After the major success of Ron Howard’s How the Grinch Stole Christmas, Universal took it upon themselves to adapt another beloved book by Dr. Seuss, the classic story of The Cat in the Hat. Unlike The Grinch however, Bo Welch’s adaptation was a flop, not just critically, but financially as well. I remember wanting to see this movie at age 9 as I loved the source material. But I had heard so many bad things about it. Parents said it was too crass to be shown to children, while Audrey Geisel (Seuss’ wife) thought it was so terrible that she refused any of Seuss’ further works to be adapted for live-action. When I saw it in the store, I ended up putting it in my mom’s cart and she bought it for me, despite her warning. I seemed to like The Cat in the Hat enough, but as I grew older, I ended up dismissing it as an abomination to what Seuss worked on. In many ways, that is true. A lot of the humor was mainly for adults, but not in a clever way that kids could miss, yet adults could appreciate, but in a way that went overboard. I could not understand how it did not get a PG-13 rating. At the behest of my three-year-old son, I decided to revisit this movie on Netflix. I almost refused, but I gave in for the sake of my child. I had not seen this film in years, so I figured “What the hell”. Upon watching, I knew I had to do a write-up to determine whether The Cat in the Hat is as bad as I remember, or if it was just misunderstood.

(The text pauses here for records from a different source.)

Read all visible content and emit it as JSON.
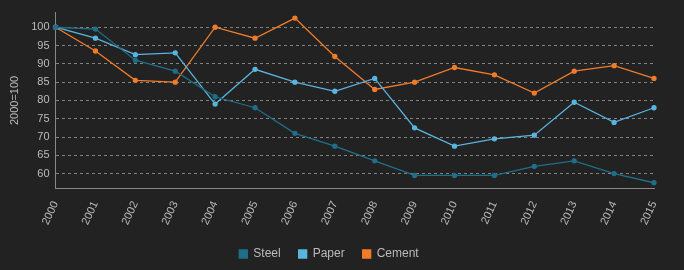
{
  "chart_data": {
    "type": "line",
    "y_label": "2000=100",
    "categories": [
      "2000",
      "2001",
      "2002",
      "2003",
      "2004",
      "2005",
      "2006",
      "2007",
      "2008",
      "2009",
      "2010",
      "2011",
      "2012",
      "2013",
      "2014",
      "2015"
    ],
    "series": [
      {
        "name": "Steel",
        "color": "#1f6f8b",
        "values": [
          100,
          99.5,
          91,
          88,
          81,
          78,
          71,
          67.5,
          63.5,
          59.5,
          59.5,
          59.5,
          62,
          63.5,
          60,
          57.5
        ]
      },
      {
        "name": "Paper",
        "color": "#5ab4e0",
        "values": [
          100,
          97,
          92.5,
          93,
          79,
          88.5,
          85,
          82.5,
          86,
          72.5,
          67.5,
          69.5,
          70.5,
          79.5,
          74,
          78
        ]
      },
      {
        "name": "Cement",
        "color": "#f07c28",
        "values": [
          100,
          93.5,
          85.5,
          85,
          100,
          97,
          102.5,
          92,
          83,
          85,
          89,
          87,
          82,
          88,
          89.5,
          86
        ]
      }
    ],
    "ylim": [
      56,
      104
    ],
    "yticks": [
      60,
      65,
      70,
      75,
      80,
      85,
      90,
      95,
      100
    ],
    "grid": true,
    "legend": "bottom",
    "marker": "circle",
    "line_style": "solid"
  }
}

The first ten to twenty minutes of The Cat in the Hat are pure imaginative, colorful bliss. You can see it in the production design as well as the costumes (being that Welch is a production designer for movies, it’s no surprise), adding a really nice touch and coming off straight from a Dr. Seuss book (It sure has a lot more joy than what The Grinch had to offer). Everything looks pleasant and nice, then Mike Myers shows up and everything goes downhill quick. While a lot of effort was put into the body suit and white makeup that Myers had to sport, his performance comes off as grating and miserable. I am sure that a lot of it had to with the actor being forced to play this part, but even he couldn’t quite make the most of it, no matter how hard he tried. At least with The Grinch, Carrey gave it all and actually had some witty zingers. Here, Myers is just the equivalent of a guy who thinks everything he says is the funniest thing on Earth, yet falls flat on his audience. I am not gonna lie and say I didn’t enjoy some of the humor. There is a skit where Myers as The Cat plays two different versions of himself in a parody of food infomercials that got a good laugh out of me, as well as a fantasy sequence set to Lionel Richie’s “Easy Like Sunday Morning”. For the most part, it is cringy, especially with the onslaught of dirty jokes. Adding to the discomfort are the likes of Thing 1 and Thing 2, who are pure nightmare fuel with their grins. The one Seussian effect that is the least terrifying is the fish (Voice of Sean Hayes). As a character, his presence works both visually and comedically, I might add.

I would say that the one aspect that makes The Cat in the Hat bearable are the humans, who have a good idea on how to give their performances. Spencer Breslin and Dakota Fanning as the messy Conrad and his control freak sister, Sally, the late Kelly Preston as their mother, Joan, even Hayes gives off a funny performance as Humberfloob, who could fire anyone at a literal touch of the hand. Even Alec Baldwin makes the most of it as the villainous Larry Quinn, whose goal is to send Conrad to military school and marry Joan. Yet his moments could have been trimmed as he has what may be the most uncomfortable moment in anything Dr. Seuss.

So is The Cat in the Hat a bad movie? Without a doubt. Though with whatever flaws it may have, I do give it a sense of forgiveness for its visual style. That is pretty much all this cat has going for it.